There were quite a few performance-related issues in the Excel 2010 -> Excel 2013 time frame, and I think you'll find some COM interop scenarios became much slower.

So I don't think this is related to SQLiteForExcel directly and the VBA side. Maybe you can do some tests where there is no use of the Excel COM object model, just VBA code. I'm also not sure if the debug output in VBA has reliable performance across versions.

Have you perhaps moved from 32-bit to 64-bit?
Maybe that makes such a difference.

I do know anything about the character encoding in the SQLite db - this SQLiteForExcel code assumes it's always UTF8.

I can't really believe the VBA side is the slow part of the call - it's just converting the UTF8 bytes into a VBA string and storing into an array. But the SQLite side didn't change at all. So it doesn't really make sense to me.
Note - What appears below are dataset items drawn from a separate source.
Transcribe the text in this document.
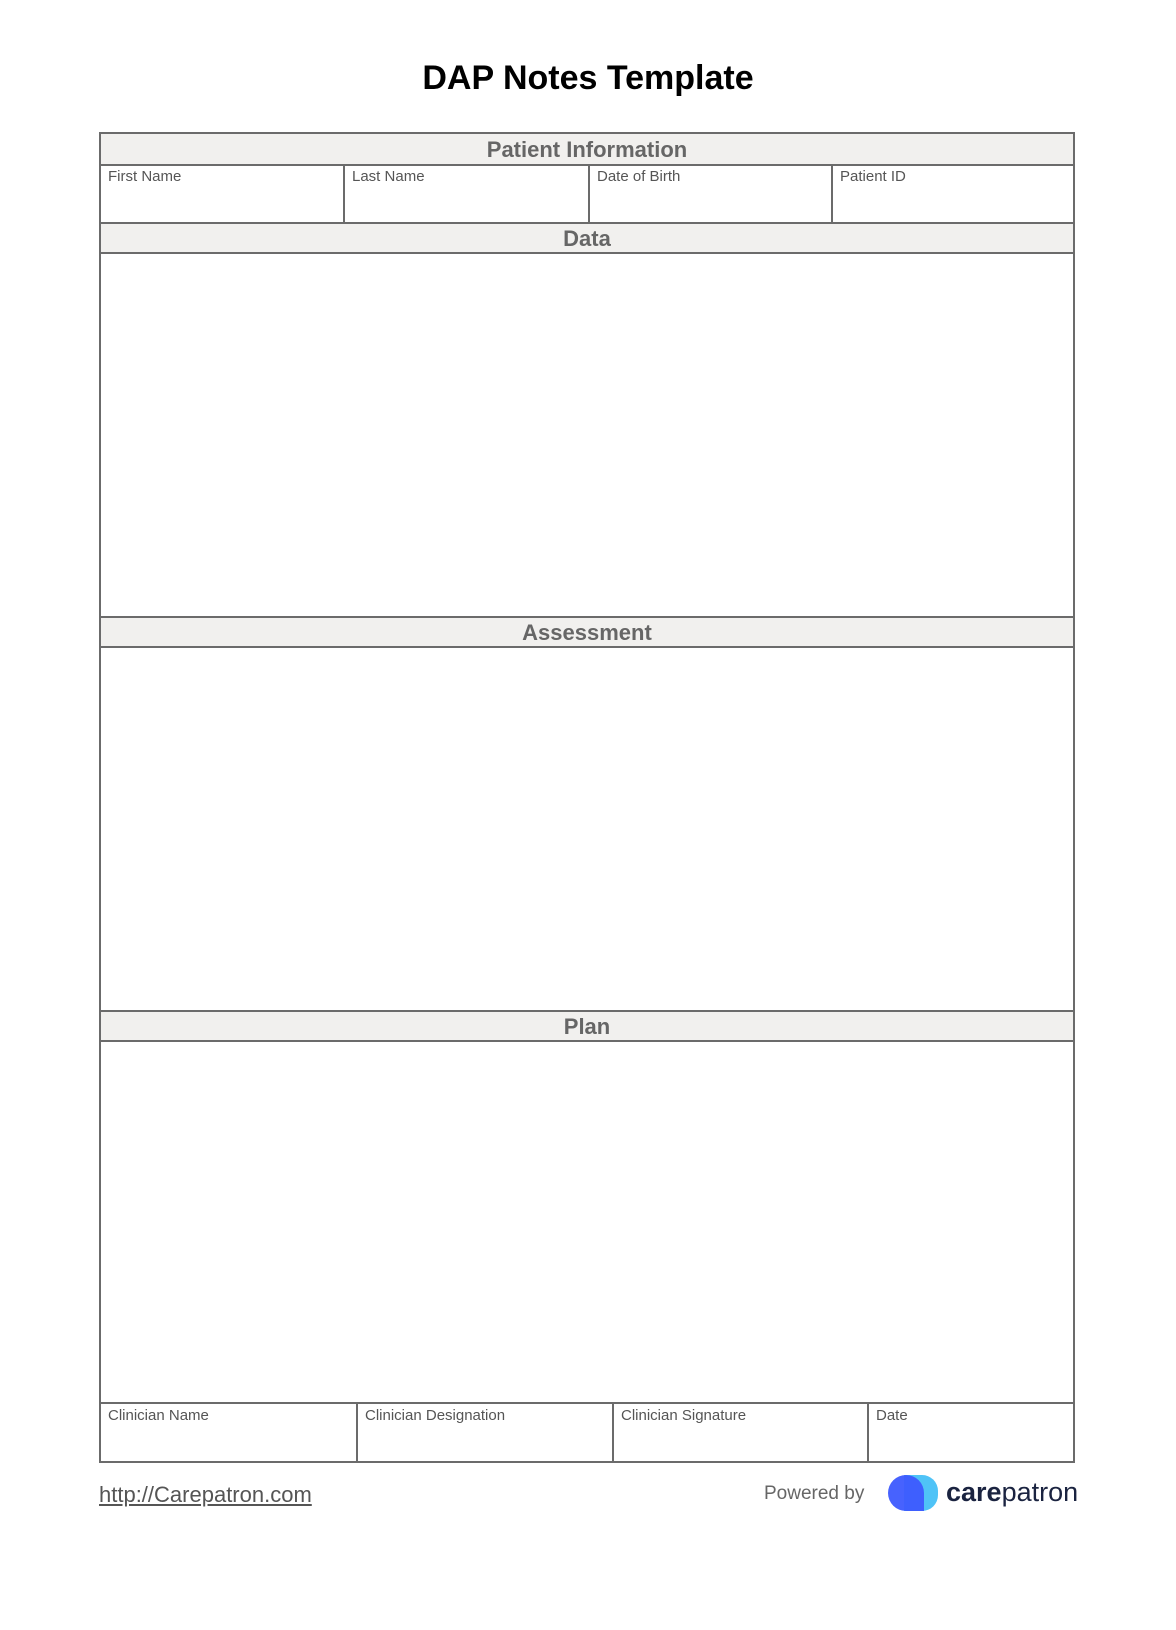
DAP Notes Template
Patient Information
First Name	Last Name	Date of Birth	Patient ID
Data
Assessment
Plan
Clinician Name	Clinician Designation	Clinician Signature	Date
http://Carepatron.com	Powered by	carepatron
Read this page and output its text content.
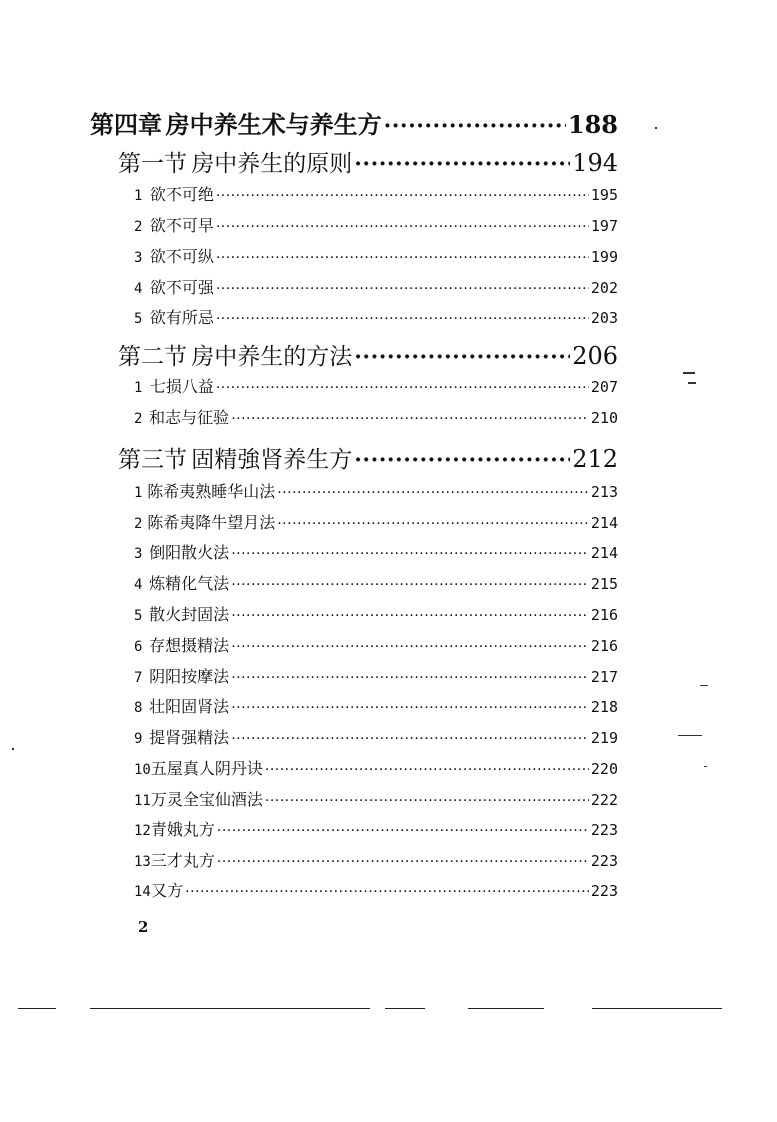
第四章 房中养生术与养生方 ·····	188
第一节 房中养生的原则 ·····	194
1 欲不可绝 ·····	195
2 欲不可早 ·····	197
3 欲不可纵 ·····	199
4 欲不可强 ·····	202
5 欲有所忌 ·····	203
第二节 房中养生的方法 ·····	206
1 七损八益 ·····	207
2 和志与征验 ·····	210
第三节 固精強肾养生方 ·····	212
1 陈希夷熟睡华山法 ·····	213
2 陈希夷降牛望月法 ·····	214
3 倒阳散火法 ·····	214
4 炼精化气法 ·····	215
5 散火封固法 ·····	216
6 存想摄精法 ·····	216
7 阴阳按摩法 ·····	217
8 壮阳固肾法 ·····	218
9 提肾强精法 ·····	219
10 五屋真人阴丹诀 ·····	220
11 万灵全宝仙酒法 ·····	222
12 青娥丸方 ·····	223
13 三才丸方 ·····	223
14 又方 ·····	223
2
Storing the data as UTF16 might bloat your SQLite DB, so it's not obvious that there will much of a performance improvement.

The only Windows API called for text columns is MultiByteToWideChar and I haven't yet found anything indicating that it might have changed recently.

You might try to test the performance of StringToUtf8Bytes and Utf8PtrToString pair to get some sense of how fast the text encoding and decoding is done. I'd suspect it is super fast compared to getting the bytes from SQLite.

Thank you @gburns53 for posting back - that's very interesting and surprising.

The AMSI stuff is interesting - I had not heard of this before.

Are you suggesting the two calls to the Win32 API MultiByteToWideChar for every string is the place where the slowdown happens? I guess you could check this by making your own implementation of Utf8PtrToString which just copies the Utf8 bytes into every second location of the target string. That would not be correct for strings containing non-ANSI characters, but would be fast. You could even check if the character sequence represents and interesting Unicode character, and only call the Windows API in that case - or implement the whole thing in VBA.